The total flexibility of an FCM is determined by the combined flexibility of its BMBs and the routing structure that groups the BMBs together. In total, 133 different configurations are possible, counting only the logical memory configurations which utilize all 4Kb of memory. Table 1 gives a partial listing of the 133 logical memory configurations, organized by the number of distinct logical memories.
FiRM is programmed using a 40-bit shift register chain that stores the configurations of the four BMBs and the routing structure.
4. Chip Status and Measured Performance
The FiRM chip has been fabricated using a 1.2 m double-metal CMOS technology. Figure 6 illustrates its floorplan and dimensions. This design is pad limited, requiring 14.70 mm2 for the inner core and 7.08 mm2 for the active area. The white space inside the pad ring was used to fabricate a separately bondable instance of the base 128x8 memory in order to measure the speed of the memory array, and so estimate the speed penalty due to the Field-Configurability. Figure 7 shows a microphotograph of the chip.

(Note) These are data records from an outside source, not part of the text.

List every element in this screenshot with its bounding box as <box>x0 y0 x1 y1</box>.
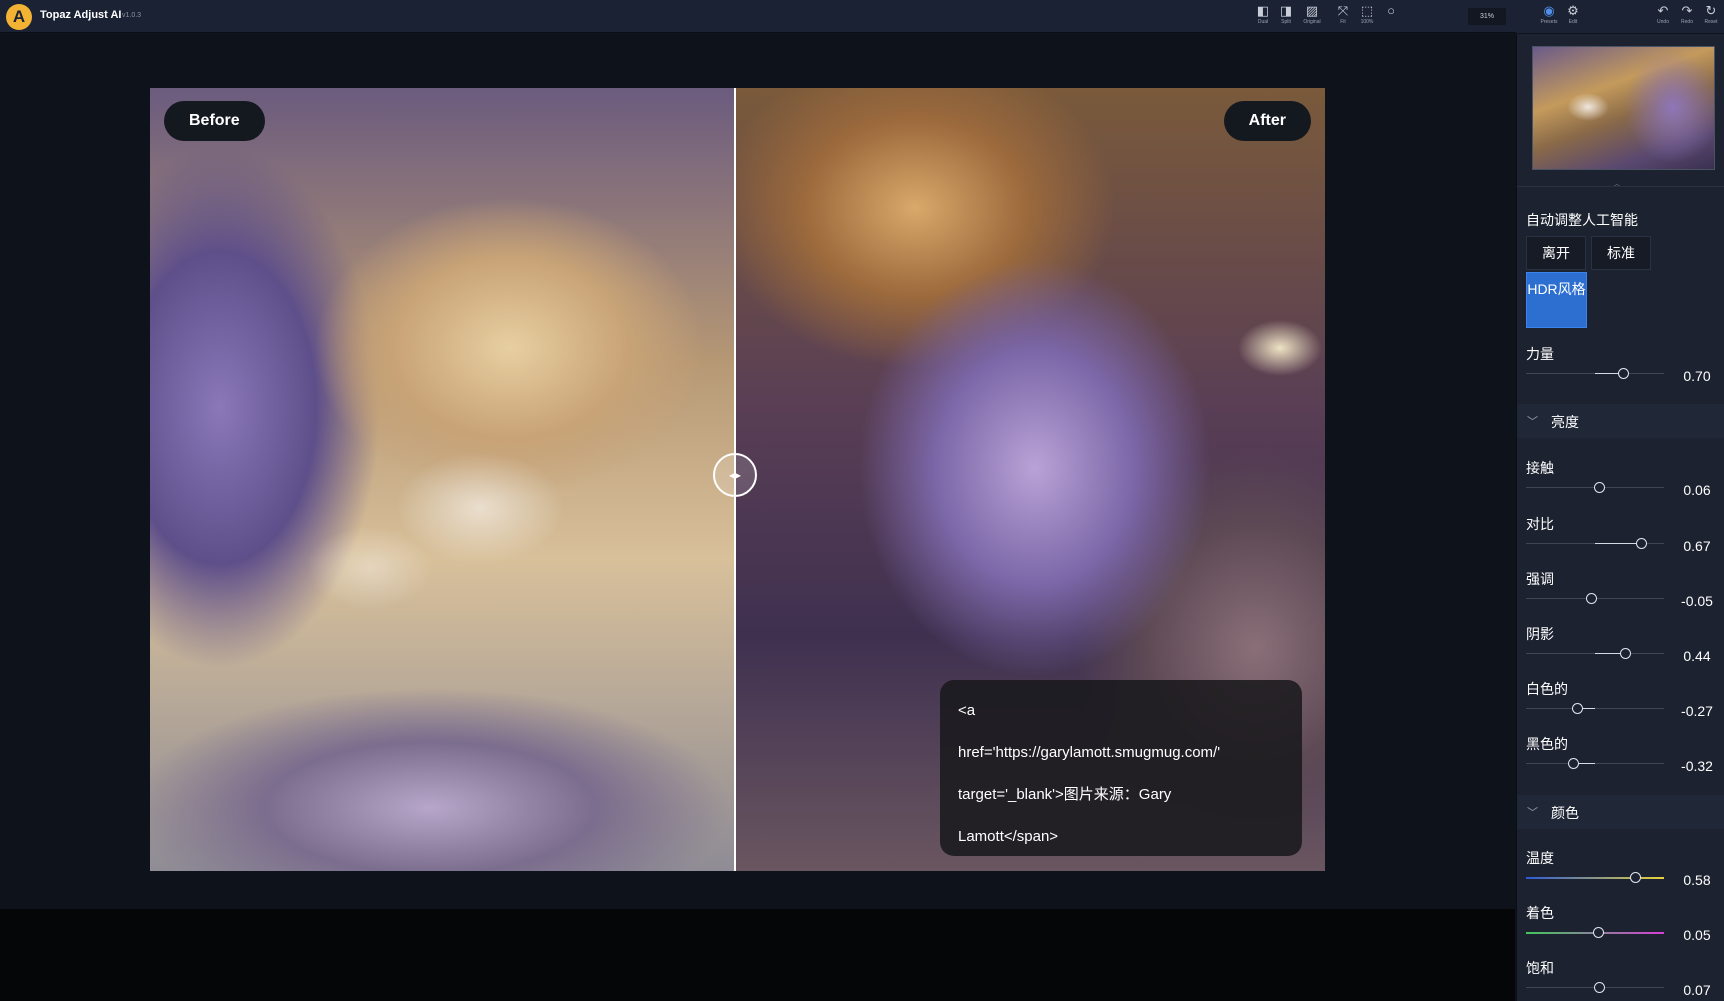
slider-knob[interactable] <box>1567 758 1579 769</box>
slider-knob[interactable] <box>1594 982 1606 993</box>
slider-fill <box>1595 543 1641 544</box>
image-preview[interactable]: ◂▸ Before After <a href='https://garylam… <box>150 88 1325 871</box>
slider-knob[interactable] <box>1572 703 1584 714</box>
grid-dot-button[interactable]: ○ <box>1378 3 1404 30</box>
caption-line: Lamott</span> <box>958 828 1059 845</box>
divider <box>1517 186 1724 187</box>
filmstrip-area <box>0 909 1515 1001</box>
edit-icon: ⚙ <box>1567 3 1579 18</box>
slider-knob[interactable] <box>1617 368 1629 379</box>
slider-knob[interactable] <box>1630 872 1642 883</box>
redo-button[interactable]: ↷ Redo <box>1674 3 1700 30</box>
exposure-label: 接触 <box>1526 460 1554 476</box>
slider-knob[interactable] <box>1635 538 1647 549</box>
adjust-panel: ︿ 自动调整人工智能 离开 标准 HDR风格 力量 0.70 ﹀ 亮度 接触 0… <box>1516 34 1724 1001</box>
mode-standard-button[interactable]: 标准 <box>1591 236 1651 270</box>
brightness-group-title: 亮度 <box>1551 414 1579 430</box>
undo-button[interactable]: ↶ Undo <box>1650 3 1676 30</box>
split-handle-icon[interactable]: ◂▸ <box>713 453 757 497</box>
strength-slider[interactable] <box>1526 368 1664 379</box>
saturation-value[interactable]: 0.07 <box>1677 980 1717 1000</box>
reset-button[interactable]: ↻ Reset <box>1698 3 1724 30</box>
blacks-value[interactable]: -0.32 <box>1677 756 1717 776</box>
top-bar: A Topaz Adjust AI v1.0.3 ◧ Dual ◨ Split … <box>0 0 1724 33</box>
blacks-slider[interactable] <box>1526 758 1664 769</box>
app-version: v1.0.3 <box>122 12 142 19</box>
highlights-slider[interactable] <box>1526 593 1664 604</box>
slider-knob[interactable] <box>1592 927 1604 938</box>
collapse-navigator-icon[interactable]: ︿ <box>1613 178 1621 189</box>
chevron-down-icon: ﹀ <box>1527 416 1538 428</box>
grid-dot-icon: ○ <box>1387 3 1395 18</box>
contrast-label: 对比 <box>1526 516 1554 532</box>
before-image <box>150 88 735 871</box>
strength-label: 力量 <box>1526 346 1554 362</box>
split-view-button[interactable]: ◨ Split <box>1273 3 1299 30</box>
strength-value[interactable]: 0.70 <box>1677 366 1717 386</box>
after-label: After <box>1223 101 1311 141</box>
fit-button[interactable]: ⤧ Fit <box>1330 3 1356 30</box>
exposure-value[interactable]: 0.06 <box>1677 480 1717 500</box>
mode-off-button[interactable]: 离开 <box>1526 236 1586 270</box>
exposure-slider[interactable] <box>1526 482 1664 493</box>
blacks-label: 黑色的 <box>1526 736 1568 752</box>
original-view-icon: ▨ <box>1305 3 1319 18</box>
shadows-label: 阴影 <box>1526 626 1554 642</box>
zoom-100-button[interactable]: ⬚ 100% <box>1354 3 1380 30</box>
saturation-label: 饱和 <box>1526 960 1554 976</box>
navigator-thumbnail[interactable] <box>1532 46 1715 170</box>
temperature-label: 温度 <box>1526 850 1554 866</box>
contrast-value[interactable]: 0.67 <box>1677 536 1717 556</box>
zoom-100-icon: ⬚ <box>1360 3 1374 18</box>
tint-slider[interactable] <box>1526 927 1664 938</box>
app-title: Topaz Adjust AI <box>40 9 122 21</box>
tint-label: 着色 <box>1526 905 1554 921</box>
redo-icon: ↷ <box>1681 3 1693 18</box>
caption-line: target='_blank'>图片来源：Gary <box>958 786 1172 803</box>
whites-value[interactable]: -0.27 <box>1677 701 1717 721</box>
edit-button[interactable]: ⚙ Edit <box>1560 3 1586 30</box>
saturation-slider[interactable] <box>1526 982 1664 993</box>
panel-toolbar: ◉ Presets ⚙ Edit ↶ Undo ↷ Redo ↻ Reset <box>1516 0 1724 33</box>
app-logo-icon: A <box>6 4 32 30</box>
highlights-value[interactable]: -0.05 <box>1677 591 1717 611</box>
contrast-slider[interactable] <box>1526 538 1664 549</box>
slider-knob[interactable] <box>1594 482 1606 493</box>
original-view-button[interactable]: ▨ Original <box>1299 3 1325 30</box>
whites-slider[interactable] <box>1526 703 1664 714</box>
mode-hdr-button[interactable]: HDR风格 <box>1526 272 1587 328</box>
highlights-label: 强调 <box>1526 571 1554 587</box>
mode-hdr-label: HDR风格 <box>1527 281 1586 297</box>
before-label: Before <box>164 101 265 141</box>
reset-icon: ↻ <box>1705 3 1717 18</box>
slider-knob[interactable] <box>1620 648 1632 659</box>
shadows-slider[interactable] <box>1526 648 1664 659</box>
zoom-level-field[interactable]: 31% <box>1468 8 1506 25</box>
slider-knob[interactable] <box>1585 593 1597 604</box>
presets-button[interactable]: ◉ Presets <box>1536 3 1562 30</box>
temperature-slider[interactable] <box>1526 872 1664 883</box>
caption-line: href='https://garylamott.smugmug.com/' <box>958 744 1221 761</box>
whites-label: 白色的 <box>1526 681 1568 697</box>
brightness-group-header[interactable]: ﹀ 亮度 <box>1517 404 1724 438</box>
temperature-value[interactable]: 0.58 <box>1677 870 1717 890</box>
auto-adjust-title: 自动调整人工智能 <box>1526 212 1638 228</box>
split-view-icon: ◨ <box>1279 3 1293 18</box>
tint-value[interactable]: 0.05 <box>1677 925 1717 945</box>
caption-line: <a <box>958 702 976 719</box>
fit-icon: ⤧ <box>1337 3 1349 18</box>
image-credit-caption: <a href='https://garylamott.smugmug.com/… <box>940 680 1302 856</box>
chevron-down-icon: ﹀ <box>1527 807 1538 819</box>
shadows-value[interactable]: 0.44 <box>1677 646 1717 666</box>
color-group-title: 颜色 <box>1551 805 1579 821</box>
color-group-header[interactable]: ﹀ 颜色 <box>1517 795 1724 829</box>
presets-icon: ◉ <box>1543 3 1555 18</box>
undo-icon: ↶ <box>1657 3 1669 18</box>
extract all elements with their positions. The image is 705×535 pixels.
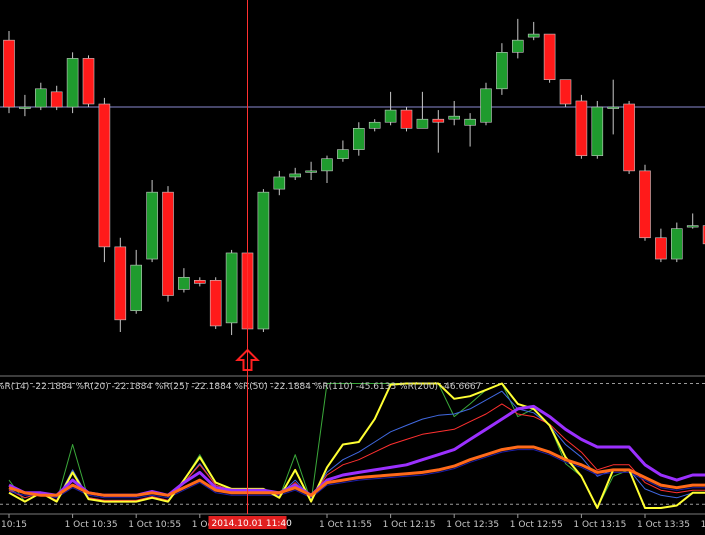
candle: [623, 100, 635, 174]
candle-body: [257, 191, 270, 330]
candle-body: [480, 88, 492, 123]
candle: [559, 79, 572, 108]
candle-body: [511, 39, 524, 53]
candle-body: [273, 176, 286, 190]
candle-body: [305, 170, 317, 173]
candle: [480, 82, 492, 126]
time-tick-label: 1 Oct 13:15: [573, 520, 626, 530]
candle-body: [559, 79, 572, 105]
time-tick-label: 1 Oct 10:35: [65, 520, 118, 530]
candle-body: [225, 252, 238, 324]
candle-body: [3, 39, 15, 108]
indicator-legend: %R(14) -22.1884 %R(20) -22.1884 %R(25) -…: [0, 382, 481, 392]
candle-body: [432, 118, 445, 123]
candle: [225, 249, 238, 336]
candle-body: [352, 128, 365, 150]
chart-window[interactable]: %R(14) -22.1884 %R(20) -22.1884 %R(25) -…: [0, 0, 705, 535]
candle-body: [146, 191, 158, 260]
candle-body: [655, 237, 667, 260]
candle-body: [178, 276, 190, 290]
candle-body: [575, 100, 588, 156]
candle-body: [321, 158, 333, 172]
candle: [146, 180, 158, 263]
candle-body: [337, 149, 349, 160]
time-tick-label: 10:15: [1, 520, 27, 530]
candle-body: [384, 109, 397, 123]
time-tick-label: 1 Oct 1: [701, 520, 705, 530]
crosshair-time-label: 2014.10.01 11:40: [212, 519, 293, 529]
candle: [66, 52, 79, 114]
candle-body: [19, 106, 31, 109]
candle: [400, 107, 413, 132]
candle: [82, 55, 95, 108]
candle: [575, 94, 588, 159]
candle-body: [98, 103, 111, 248]
candle-body: [114, 246, 127, 321]
candle-body: [416, 118, 429, 129]
candle-body: [209, 280, 222, 327]
candle-body: [623, 103, 635, 172]
candle-body: [686, 225, 699, 228]
candle-body: [82, 58, 95, 105]
candle-body: [162, 191, 174, 296]
candle-body: [670, 228, 683, 260]
time-tick-label: 1 Oct 10:55: [128, 520, 181, 530]
time-tick-label: 1 Oct 11:55: [319, 520, 372, 530]
candle-body: [496, 52, 508, 90]
candle-body: [448, 115, 461, 120]
candle: [3, 31, 15, 114]
candle: [670, 222, 683, 263]
candle: [114, 237, 127, 332]
time-tick-label: 1 Oct 12:35: [446, 520, 499, 530]
candle-body: [130, 264, 142, 312]
candle-body: [368, 121, 381, 129]
candle-body: [607, 106, 620, 109]
candle-body: [639, 170, 651, 239]
candle: [162, 186, 174, 302]
candle-body: [527, 33, 540, 38]
time-tick-label: 1 Oct 12:55: [510, 520, 563, 530]
time-tick-label: 1 Oct 12:15: [383, 520, 436, 530]
candle-body: [289, 173, 302, 178]
candle-body: [591, 106, 604, 156]
candle: [257, 189, 270, 332]
time-tick-label: 1 Oct 13:35: [637, 520, 690, 530]
candle: [543, 33, 556, 83]
candle-body: [34, 88, 47, 108]
candle-body: [464, 118, 476, 126]
candle: [98, 97, 111, 263]
candle: [639, 164, 651, 241]
candle-body: [400, 109, 413, 129]
candle-body: [543, 33, 556, 80]
candle: [591, 100, 604, 159]
candle-body: [66, 58, 79, 108]
candle-body: [50, 91, 63, 108]
candle-body: [194, 280, 206, 284]
candle: [209, 277, 222, 329]
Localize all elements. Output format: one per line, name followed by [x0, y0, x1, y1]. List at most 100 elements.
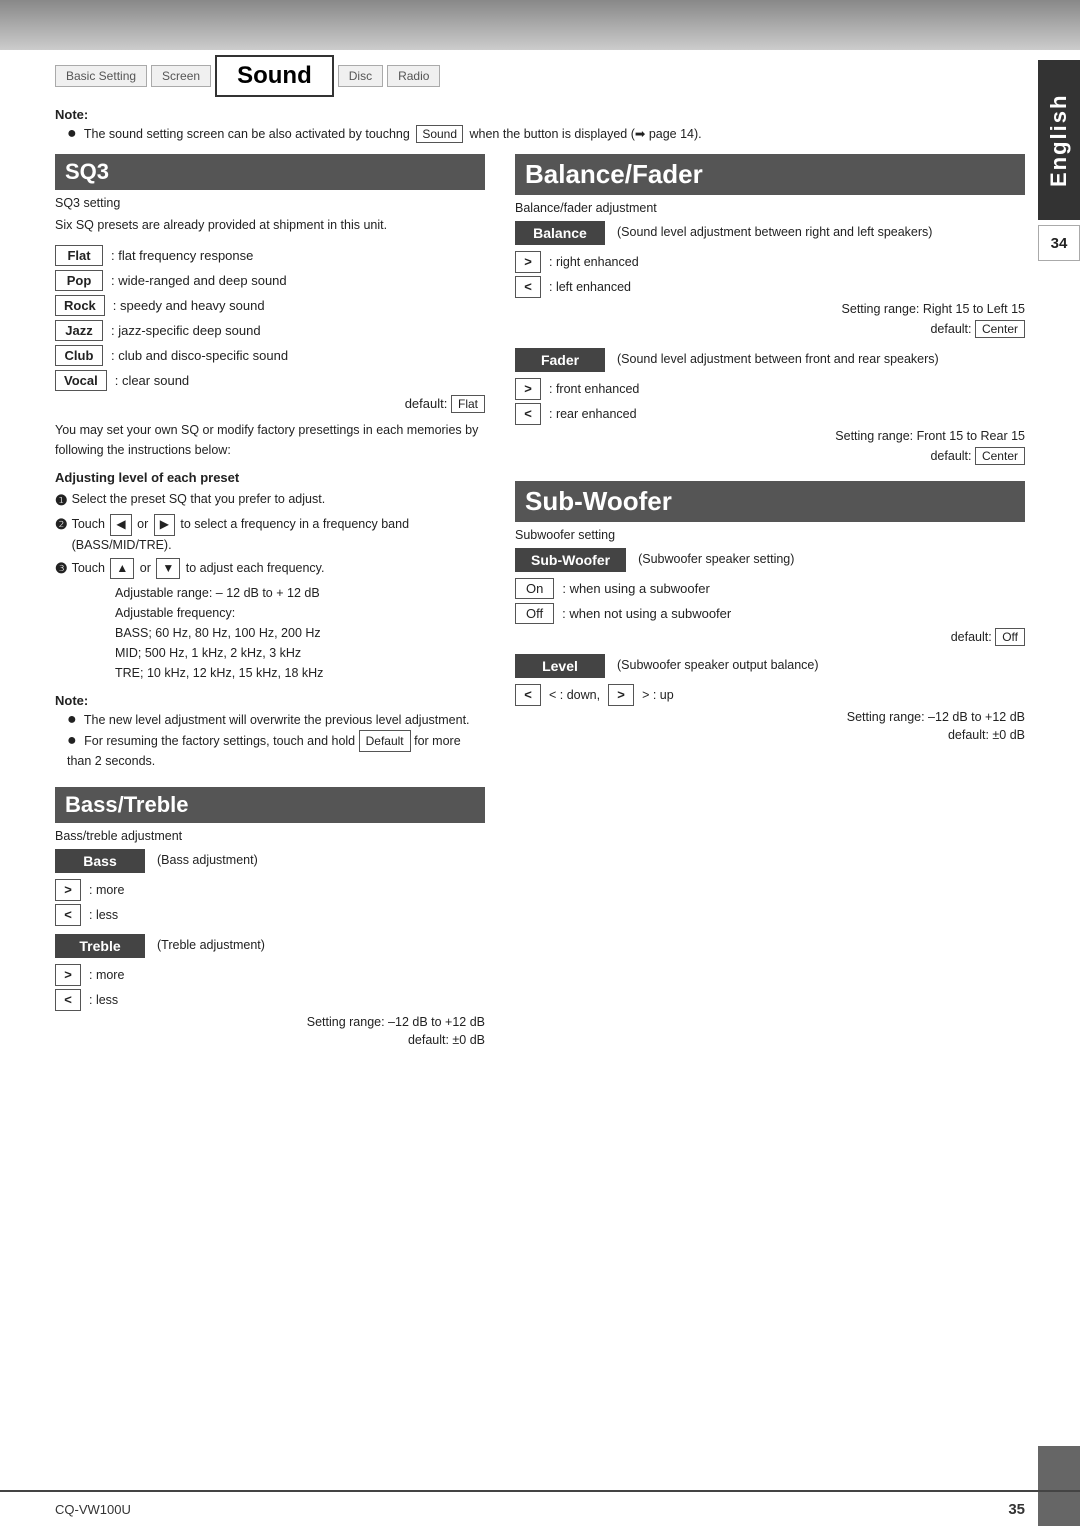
sq3-body2: You may set your own SQ or modify factor…: [55, 421, 485, 460]
sub-woofer-desc: (Subwoofer speaker setting): [638, 550, 794, 569]
fader-default-badge: Center: [975, 447, 1025, 465]
fader-rear-btn[interactable]: <: [515, 403, 541, 425]
balance-fader-subtitle: Balance/fader adjustment: [515, 201, 1025, 215]
balance-right-btn[interactable]: >: [515, 251, 541, 273]
note-top-title: Note:: [55, 107, 1025, 122]
fader-button[interactable]: Fader: [515, 348, 605, 372]
tab-radio[interactable]: Radio: [387, 65, 440, 87]
range-line1: Adjustable range: – 12 dB to + 12 dB: [115, 583, 485, 603]
sq3-note-text1: The new level adjustment will overwrite …: [84, 713, 470, 727]
treble-button-row: Treble (Treble adjustment): [55, 934, 485, 958]
sub-woofer-button[interactable]: Sub-Woofer: [515, 548, 626, 572]
balance-button[interactable]: Balance: [515, 221, 605, 245]
sub-default-value: Off: [995, 628, 1025, 646]
preset-vocal-desc: : clear sound: [115, 373, 189, 388]
bullet-icon: ●: [67, 125, 77, 142]
step-3-num: ❸: [55, 558, 68, 578]
preset-jazz: Jazz : jazz-specific deep sound: [55, 320, 485, 341]
balance-left-btn[interactable]: <: [515, 276, 541, 298]
fader-front-btn[interactable]: >: [515, 378, 541, 400]
treble-less-row: < : less: [55, 989, 485, 1011]
note-top: Note: ● The sound setting screen can be …: [55, 107, 1025, 144]
sq3-body1: Six SQ presets are already provided at s…: [55, 216, 485, 235]
left-column: SQ3 SQ3 setting Six SQ presets are alrea…: [55, 154, 485, 1051]
level-button[interactable]: Level: [515, 654, 605, 678]
note-top-text1: The sound setting screen can be also act…: [84, 127, 410, 141]
balance-fader-header: Balance/Fader: [515, 154, 1025, 195]
preset-flat-btn[interactable]: Flat: [55, 245, 103, 266]
treble-button[interactable]: Treble: [55, 934, 145, 958]
note-top-sound-btn: Sound: [416, 125, 463, 143]
bullet-icon2: ●: [67, 711, 77, 728]
fader-front-label: : front enhanced: [549, 382, 639, 396]
sub-woofer-button-row: Sub-Woofer (Subwoofer speaker setting): [515, 548, 1025, 572]
bass-more-btn[interactable]: >: [55, 879, 81, 901]
balance-left-row: < : left enhanced: [515, 276, 1025, 298]
step-3: ❸ Touch ▲ or ▼ to adjust each frequency.: [55, 558, 485, 579]
sq3-default-value: Flat: [451, 395, 485, 413]
sq3-note-title: Note:: [55, 693, 485, 708]
preset-jazz-btn[interactable]: Jazz: [55, 320, 103, 341]
sub-default-line: default: Off: [515, 628, 1025, 646]
balance-default-badge: Center: [975, 320, 1025, 338]
bass-button[interactable]: Bass: [55, 849, 145, 873]
step-2-num: ❷: [55, 514, 68, 534]
preset-vocal-btn[interactable]: Vocal: [55, 370, 107, 391]
fader-rear-row: < : rear enhanced: [515, 403, 1025, 425]
level-default: default: ±0 dB: [515, 728, 1025, 742]
steps-list: ❶ Select the preset SQ that you prefer t…: [55, 490, 485, 579]
left-arrow-icon: ◀: [110, 514, 131, 535]
sub-off-btn[interactable]: Off: [515, 603, 554, 624]
preset-pop-desc: : wide-ranged and deep sound: [111, 273, 287, 288]
range-line5: TRE; 10 kHz, 12 kHz, 15 kHz, 18 kHz: [115, 663, 485, 683]
range-line2: Adjustable frequency:: [115, 603, 485, 623]
bass-button-row: Bass (Bass adjustment): [55, 849, 485, 873]
level-down-btn[interactable]: <: [515, 684, 541, 706]
balance-default: default: Center: [515, 320, 1025, 338]
tab-disc[interactable]: Disc: [338, 65, 383, 87]
default-hold-btn: Default: [359, 730, 411, 752]
treble-more-btn[interactable]: >: [55, 964, 81, 986]
bass-less-row: < : less: [55, 904, 485, 926]
sub-on-btn[interactable]: On: [515, 578, 554, 599]
bass-less-btn[interactable]: <: [55, 904, 81, 926]
preset-club: Club : club and disco-specific sound: [55, 345, 485, 366]
english-label: English: [1038, 60, 1080, 220]
level-up-btn[interactable]: >: [608, 684, 634, 706]
two-column-layout: SQ3 SQ3 setting Six SQ presets are alrea…: [55, 154, 1025, 1051]
balance-left-label: : left enhanced: [549, 280, 631, 294]
tab-sound[interactable]: Sound: [215, 55, 334, 97]
balance-right-label: : right enhanced: [549, 255, 639, 269]
step-2-text: Touch ◀ or ▶ to select a frequency in a …: [72, 514, 485, 554]
step-1-num: ❶: [55, 490, 68, 510]
fader-default: default: Center: [515, 447, 1025, 465]
sub-woofer-header: Sub-Woofer: [515, 481, 1025, 522]
tab-basic-setting[interactable]: Basic Setting: [55, 65, 147, 87]
preset-club-desc: : club and disco-specific sound: [111, 348, 288, 363]
up-arrow-icon: ▲: [110, 558, 134, 579]
range-line3: BASS; 60 Hz, 80 Hz, 100 Hz, 200 Hz: [115, 623, 485, 643]
preset-jazz-desc: : jazz-specific deep sound: [111, 323, 261, 338]
range-line4: MID; 500 Hz, 1 kHz, 2 kHz, 3 kHz: [115, 643, 485, 663]
step-2: ❷ Touch ◀ or ▶ to select a frequency in …: [55, 514, 485, 554]
top-decorative-bar: [0, 0, 1080, 50]
preset-pop-btn[interactable]: Pop: [55, 270, 103, 291]
fader-desc: (Sound level adjustment between front an…: [617, 350, 939, 369]
sq3-note-text2: For resuming the factory settings, touch…: [67, 734, 461, 768]
sub-woofer-section: Sub-Woofer Subwoofer setting Sub-Woofer …: [515, 481, 1025, 742]
bullet-icon3: ●: [67, 732, 77, 749]
down-arrow-icon: ▼: [156, 558, 180, 579]
bass-treble-header: Bass/Treble: [55, 787, 485, 823]
sub-off-desc: : when not using a subwoofer: [562, 606, 731, 621]
preset-flat-desc: : flat frequency response: [111, 248, 253, 263]
treble-less-btn[interactable]: <: [55, 989, 81, 1011]
preset-club-btn[interactable]: Club: [55, 345, 103, 366]
step-1: ❶ Select the preset SQ that you prefer t…: [55, 490, 485, 510]
footer-bar: CQ-VW100U 35: [0, 1490, 1080, 1526]
preset-rock-btn[interactable]: Rock: [55, 295, 105, 316]
tab-screen[interactable]: Screen: [151, 65, 211, 87]
balance-right-row: > : right enhanced: [515, 251, 1025, 273]
right-column: Balance/Fader Balance/fader adjustment B…: [515, 154, 1025, 1051]
bass-treble-default: default: ±0 dB: [55, 1033, 485, 1047]
treble-desc: (Treble adjustment): [157, 936, 265, 955]
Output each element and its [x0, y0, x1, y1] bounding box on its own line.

The tested chip is partially functional: the separately bonded memory works correctly, and the programmable address and data bus connections also function. Although some memory locations of the FiRM can be read and written reliably with particular test vectors, other memory accesses do not work correctly. At this point in the testing, we are unable to determine the cause of the problem. We are, however, able to measure the access time for the working test vectors.
The clock read access time (from rising edge of the clock until the data is valid) of the FiRM chip was measured at 40ns (under the tester load). The read access time for the separately bonded 128x8 memory was measured at 28ns using the same load. Therefore, the FiRM chip is 46% slower than the ASIC memory that it is based on.
In this paper, we have described the design of a full-custom field-configurable memory that combines the speed and density of the traditional SRAM design and the flexible structure of the FPGA.